THE substantial completion of the Amaila Falls Access Road with a handing over date set in March 2015 and the progression of the US$150M expansion of the Cheddi Jagan International Airport (CJIA) with a September 2015 deadline were among the many favourable reports coming out of the Ministry of Public Works yesterday.
Public Works Minister Robeson Benn met with members of the media, along with a sleuth of Department Heads and other Ministry officials who provided in-depth reports on the successes and challenges in the past year along with projections for 2015.
Ramesh Ghir, CJIA’s Chief Executive Officer (CEO), who was on hand for yesterday’s Performance Review announced that for the third consecutive year the airport earned revenues in excess of $1B.
According to Ghir, of that amount some $678M were utilised by the Airport in order to meet its expenditure for the year and the remainder was transferred to the Consolidated Fund.
It was reported that over the course of the life of the massive US$150M expansion project thus far, some US$30.8M have been spent on works completed.
The Public Works Minister was grilled over the lawfulness of the expenditure in light of the fact that the Opposition had withheld its support for monies allocated in last year’s budget.
The minister responded by pointing to the Chief Justice’s recent ruling, which he said guides Government.
“As far as I am aware the Chief Justice pronounced that they (political Opposition) could not cut the money, that is what I recall,” said Benn.
He recalled too that when the CJIA expansion project first went before the House, the political opposition had supported the US$20.7M allocation to be paid over to the contractor as a mobilisation advance to kick start the project.
“The National Assembly of Guyana approved the initiation of this project,” Benn said.
He was adamant that the contracts have been inked; the project started and as such has to be continued to its completion.
Benn was adamant that the monies being expended on the project is money that has been sourced from China that “has to be used.”
According to Benn, all monies expended during the course of last year on the project, will be reflected on the requisite documentation for the National Assembly, namely the statement of excesses.
“These are funds which are given to us and we have to use…it has to be used or you lose it…it absolutely have to be spent for the national good,” said Benn.
The minister was adamant that Guyana faces tremendous risk of the project if not followed through with.
The airport’s CEO, in his performance review of the US$150M expansion project currently underway noted that it is a two-fold initiative which sees the substantial extension of the airport’s runway as well as the construction of a new terminal building.
According to Ghir, construction of site office and accommodation for the extension of the runway has been completed.
As it relates to the humus excavation and sand backfilling, Ghir said that a total of 34,013 square metres have been completed.
To date a whopping 14,960 truckloads of the unwanted humus have been excavated and removed, while another 28,763 truckloads of sand had been backfilled.
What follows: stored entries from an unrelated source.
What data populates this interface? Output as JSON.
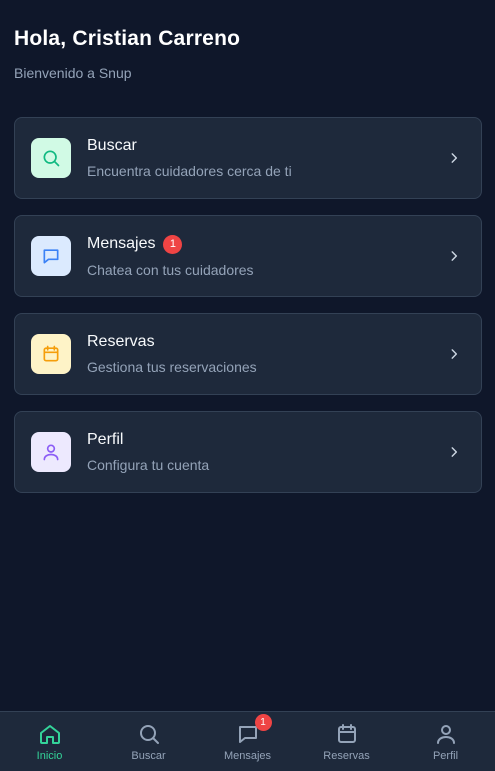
{
  "header": {
    "greeting": "Hola, Cristian Carreno",
    "subtitle": "Bienvenido a Snup"
  },
  "cards": [
    {
      "title": "Buscar",
      "description": "Encuentra cuidadores cerca de ti",
      "icon": "search-icon",
      "icon_color": "#10b981",
      "icon_bg": "#d1fae5"
    },
    {
      "title": "Mensajes",
      "description": "Chatea con tus cuidadores",
      "icon": "chat-icon",
      "icon_color": "#3b82f6",
      "icon_bg": "#dbeafe",
      "badge": "1"
    },
    {
      "title": "Reservas",
      "description": "Gestiona tus reservaciones",
      "icon": "calendar-icon",
      "icon_color": "#f59e0b",
      "icon_bg": "#fef3c7"
    },
    {
      "title": "Perfil",
      "description": "Configura tu cuenta",
      "icon": "user-icon",
      "icon_color": "#8b5cf6",
      "icon_bg": "#ede9fe"
    }
  ],
  "tabbar": {
    "items": [
      {
        "label": "Inicio",
        "icon": "home-icon",
        "active": true
      },
      {
        "label": "Buscar",
        "icon": "search-icon"
      },
      {
        "label": "Mensajes",
        "icon": "chat-icon",
        "badge": "1"
      },
      {
        "label": "Reservas",
        "icon": "calendar-icon"
      },
      {
        "label": "Perfil",
        "icon": "user-icon"
      }
    ]
  },
  "colors": {
    "background": "#0f172a",
    "card": "#1e293b",
    "accent": "#34d399",
    "badge": "#ef4444"
  }
}
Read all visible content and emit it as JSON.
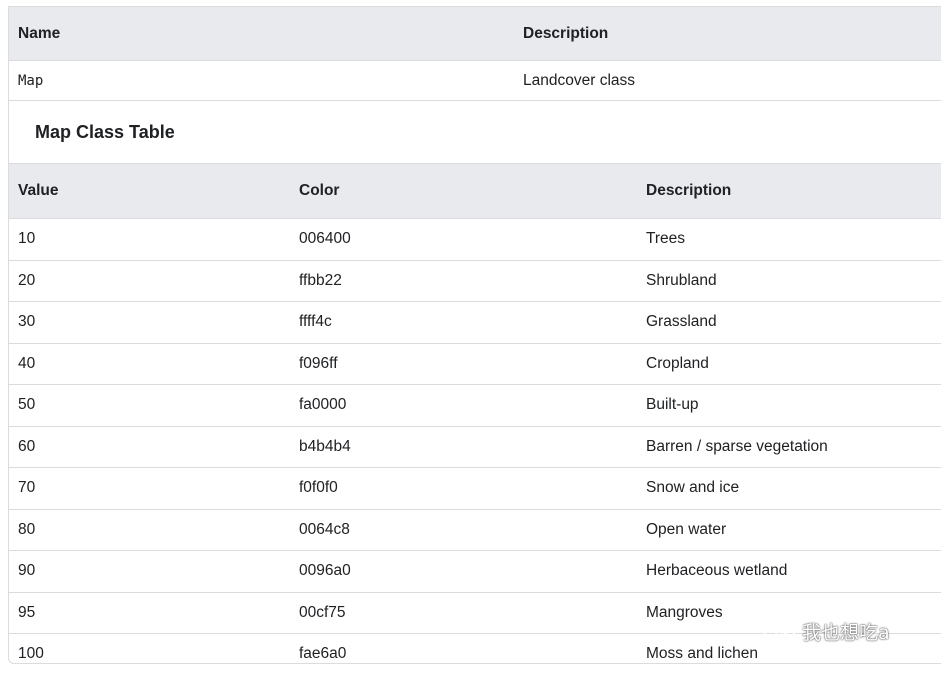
{
  "bands_table": {
    "headers": [
      "Name",
      "Description"
    ],
    "rows": [
      [
        "Map",
        "Landcover class"
      ]
    ]
  },
  "class_table": {
    "title": "Map Class Table",
    "headers": [
      "Value",
      "Color",
      "Description"
    ],
    "rows": [
      [
        "10",
        "006400",
        "Trees"
      ],
      [
        "20",
        "ffbb22",
        "Shrubland"
      ],
      [
        "30",
        "ffff4c",
        "Grassland"
      ],
      [
        "40",
        "f096ff",
        "Cropland"
      ],
      [
        "50",
        "fa0000",
        "Built-up"
      ],
      [
        "60",
        "b4b4b4",
        "Barren / sparse vegetation"
      ],
      [
        "70",
        "f0f0f0",
        "Snow and ice"
      ],
      [
        "80",
        "0064c8",
        "Open water"
      ],
      [
        "90",
        "0096a0",
        "Herbaceous wetland"
      ],
      [
        "95",
        "00cf75",
        "Mangroves"
      ],
      [
        "100",
        "fae6a0",
        "Moss and lichen"
      ]
    ]
  },
  "watermark": {
    "text": "我也想吃a",
    "icon": "wechat-icon"
  }
}
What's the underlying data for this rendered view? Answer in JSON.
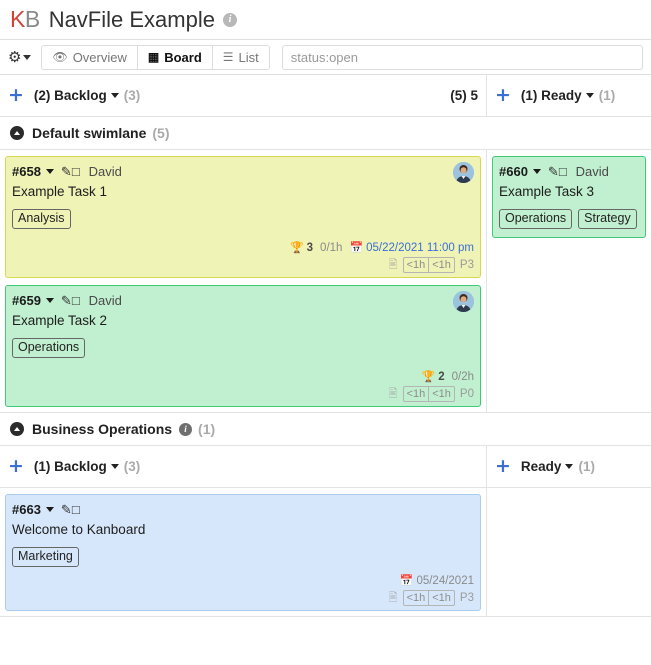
{
  "header": {
    "logo_k": "K",
    "logo_b": "B",
    "title": "NavFile Example",
    "info_icon": "info-icon"
  },
  "toolbar": {
    "gear_icon": "gear-icon",
    "views": [
      {
        "label": "Overview",
        "icon": "eye-icon",
        "active": false
      },
      {
        "label": "Board",
        "icon": "grid-icon",
        "active": true
      },
      {
        "label": "List",
        "icon": "list-icon",
        "active": false
      }
    ],
    "search_value": "status:open",
    "search_placeholder": "status:open"
  },
  "board": {
    "swimlanes": [
      {
        "name": "Default swimlane",
        "count": "(5)",
        "has_info": false,
        "columns": [
          {
            "plus": "+",
            "title": "(2) Backlog",
            "limit": "(3)",
            "score": "(5) 5"
          },
          {
            "plus": "+",
            "title": "(1) Ready",
            "limit": "(1)",
            "score": ""
          }
        ]
      },
      {
        "name": "Business Operations",
        "count": "(1)",
        "has_info": true,
        "info_icon": "info-icon",
        "columns": [
          {
            "plus": "+",
            "title": "(1) Backlog",
            "limit": "(3)",
            "score": ""
          },
          {
            "plus": "+",
            "title": "Ready",
            "limit": "(1)",
            "score": ""
          }
        ]
      }
    ],
    "tasks": {
      "t658": {
        "id": "#658",
        "color": "yellow",
        "assignee": "David",
        "title": "Example Task 1",
        "tags": [
          "Analysis"
        ],
        "score": "3",
        "time": "0/1h",
        "date": "05/22/2021 11:00 pm",
        "hours": [
          "<1h",
          "<1h"
        ],
        "priority": "P3",
        "has_avatar": true,
        "has_description": true
      },
      "t659": {
        "id": "#659",
        "color": "green",
        "assignee": "David",
        "title": "Example Task 2",
        "tags": [
          "Operations"
        ],
        "score": "2",
        "time": "0/2h",
        "date": "",
        "hours": [
          "<1h",
          "<1h"
        ],
        "priority": "P0",
        "has_avatar": true,
        "has_description": true
      },
      "t660": {
        "id": "#660",
        "color": "green",
        "assignee": "David",
        "title": "Example Task 3",
        "tags": [
          "Operations",
          "Strategy"
        ],
        "score": "",
        "time": "",
        "date": "",
        "hours": [],
        "priority": "",
        "has_avatar": false,
        "has_description": false
      },
      "t663": {
        "id": "#663",
        "color": "blue",
        "assignee": "",
        "title": "Welcome to Kanboard",
        "tags": [
          "Marketing"
        ],
        "score": "",
        "time": "",
        "date": "05/24/2021",
        "hours": [
          "<1h",
          "<1h"
        ],
        "priority": "P3",
        "has_avatar": false,
        "has_description": true
      }
    }
  },
  "icons": {
    "plus": "plus-icon",
    "caret_down": "chevron-down-icon",
    "edit": "edit-icon",
    "trophy": "trophy-icon",
    "calendar": "calendar-icon",
    "document": "document-icon",
    "avatar": "avatar"
  },
  "colors": {
    "accent_blue": "#3b6fd4",
    "card_yellow": "#eff3b6",
    "card_green": "#c0f0cf",
    "card_blue": "#d7e7fb",
    "logo_red": "#d04437"
  }
}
As it relates to the performance of the airport in the past year, Ghir announced too that international passenger arrivals saw a moderate increase over the previous year.
He reported that imported cargo last year skyrocketed by 44 per cent up to 3,296,000 kg, while exports amounted to 2,852,000 kg, a 16 per cent increase over the previous year.
The CEO reported too that in the past year, CJIA has been looking at tightening its security and has since installed 51 additional cameras within and around the airport at a cost of $48M.
“Since its implementation in late November there have been several instances where the CCTV coverage were able to assist with investigations,” Ghir disclosed
He said too that an additional 26 persons were recruited for CJIA’s Aviation Security Division bringing its staffing strength to 80.
“This increase in staffing has allowed the Corporation to deploy more manpower across the various checkpoints and exercise greater control,” he said.
AMAILA FALLS ACCESS ROAD
Another of the massive projects being undertaken under the guise of the public works Ministry is that the Amaila Falls Access Road and this project also came in for intense scrutiny during yesterday’s exercise.
Special Technical Adviser, Walter Willis was on hand for the marathon session held at the Ministry’s Kingston Office and reported that the Amaila Falls Hydro Electric Project is in fact being completed under budget.
He explained that some US$43.5M in contracts would have been awarded following the revision of works and retendering process, but to date US$28.9M has been spent to substantially complete the project.
According to Willis, another GYD$340M (US$1.7M) has been requested for 2015 in order to be complete the road.
It is intended that come March, the road will be handed over to the Amaila Falls Hydro Electric Inc.
This means that the total cost of the road project will in reality come in at about US$12M less than the US$43.5M.
Willis did concede that the project which started in 2010 has seen its fair share of challenges with several contracts having to be terminated over the course of its construction.
He noted that in the history of projects undertaken to date by Government, the Amaila Falls Access Road project has seen the most termination of contracts.
The Amaila Falls Access Road stretches for some 162 kilometres, most of which is located in virgin territory and according to Willis, at the end of December 2014 “we have substantially completed the road….we have achieved more than 95 per cent. It also means that the road could be put into use,” Willis said.